What must be learned from this hepatitis A outbreak is that the MSM population in Japan is continuously exposed to the chance of HAV infection and that this risk is influenced by travelers visiting Japan. In this sense, although the examined campaigns were successful and no vaccination took place in this time period, it would be valuable to consider possible preventive vaccination against HAV. Acceptance of and demand for this vaccine should be surveyed in future studies.

As an important step forward in epidemiological modeling, we have modeled empirical data on HAV infection as a mixture of a renewal process and environmental transmission. This approach did not allow us to produce a closed-form likelihood, but we have numerically minimized the likelihood, modeling the illness onset data as a convolution of infection time-based incidence data and incubation period. Without understanding the likely timing of infection, it would not have been possible to explicitly evaluate the abrupt declines in Rt. As for environmental transmission, seasonally fluctuating exposure was favored over assuming a constant hazard over time. This finding indicates the presence of seasonal variation, which may reflect exposure to seasonally varying risks (e.g., differences in eating and drinking). However, it must be noted that we assumed the absence of any outbreak among MSM during the control period; in this sense, there is room for improvement. Possible dependence between environmental and human-to-human transmissions was also examined, but AIC values of such models were greater than original models, and it was difficult to fully explain the plausibility of resulting parameters.

Several limitations must be acknowledged. First, we did not consider sexual contact or age, and future models should take these factors into account. Second, as an important direct indication of effectiveness, it would have been useful to monitor contact patterns directly. We used a step function to model Rt, potentially reflecting contact patterns over time, but observing diminishing patterns of risky contact would provide more direct evidence for the effectiveness of the public health campaigns. Third, our model relied on surveillance notification data. There could be unreported cases, although underreporting of HAV infection is unlikely to be very frequent. Fourth, our model simulated a mixture of human-to-human and environmental transmission, and having genome and travel-history data would have allowed us to further disentangle the case data in a direct manner.

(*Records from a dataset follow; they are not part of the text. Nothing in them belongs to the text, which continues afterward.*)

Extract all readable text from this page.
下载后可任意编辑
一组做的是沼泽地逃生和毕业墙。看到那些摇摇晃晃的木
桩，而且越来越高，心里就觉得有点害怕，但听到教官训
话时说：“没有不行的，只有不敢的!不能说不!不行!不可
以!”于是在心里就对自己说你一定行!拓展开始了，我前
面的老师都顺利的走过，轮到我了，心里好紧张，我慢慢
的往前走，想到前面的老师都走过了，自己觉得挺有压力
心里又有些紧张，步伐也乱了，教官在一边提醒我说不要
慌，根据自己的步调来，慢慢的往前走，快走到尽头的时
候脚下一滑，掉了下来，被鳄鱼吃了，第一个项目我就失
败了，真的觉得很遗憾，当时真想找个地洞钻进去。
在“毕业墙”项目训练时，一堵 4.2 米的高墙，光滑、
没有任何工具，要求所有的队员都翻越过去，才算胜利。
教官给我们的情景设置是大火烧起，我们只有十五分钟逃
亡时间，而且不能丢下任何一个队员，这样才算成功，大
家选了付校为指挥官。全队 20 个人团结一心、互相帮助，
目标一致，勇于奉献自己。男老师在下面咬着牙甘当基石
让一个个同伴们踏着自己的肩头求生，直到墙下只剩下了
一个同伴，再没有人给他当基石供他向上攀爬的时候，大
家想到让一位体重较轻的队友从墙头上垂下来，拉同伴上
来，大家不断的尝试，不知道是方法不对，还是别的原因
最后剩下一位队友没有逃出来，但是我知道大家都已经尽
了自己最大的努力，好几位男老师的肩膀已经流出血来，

Despite these limitations, we believe the present study successfully shows that the timing of countermeasures against hepatitis A in the MSM population in Japan was consistent with abrupt declines in Rt. This finding suggests that using online articles may have the potential to have widespread impact in terms of changing risky behaviors.

Conclusions

The present study explored the HAV epidemic that resulted in a surge of cases among adult men in 2018 in Japan, as well as the preventive campaigns conducted to help avoid further transmission in the MSM population. The reproduction number prior to the countermeasures ranged from 2.6 to 3.1; this value began to decrease following the campaign-based interventions, falling well below one following the second countermeasure, which used an online article. Risky behaviors may have been changed by increasing situation awareness.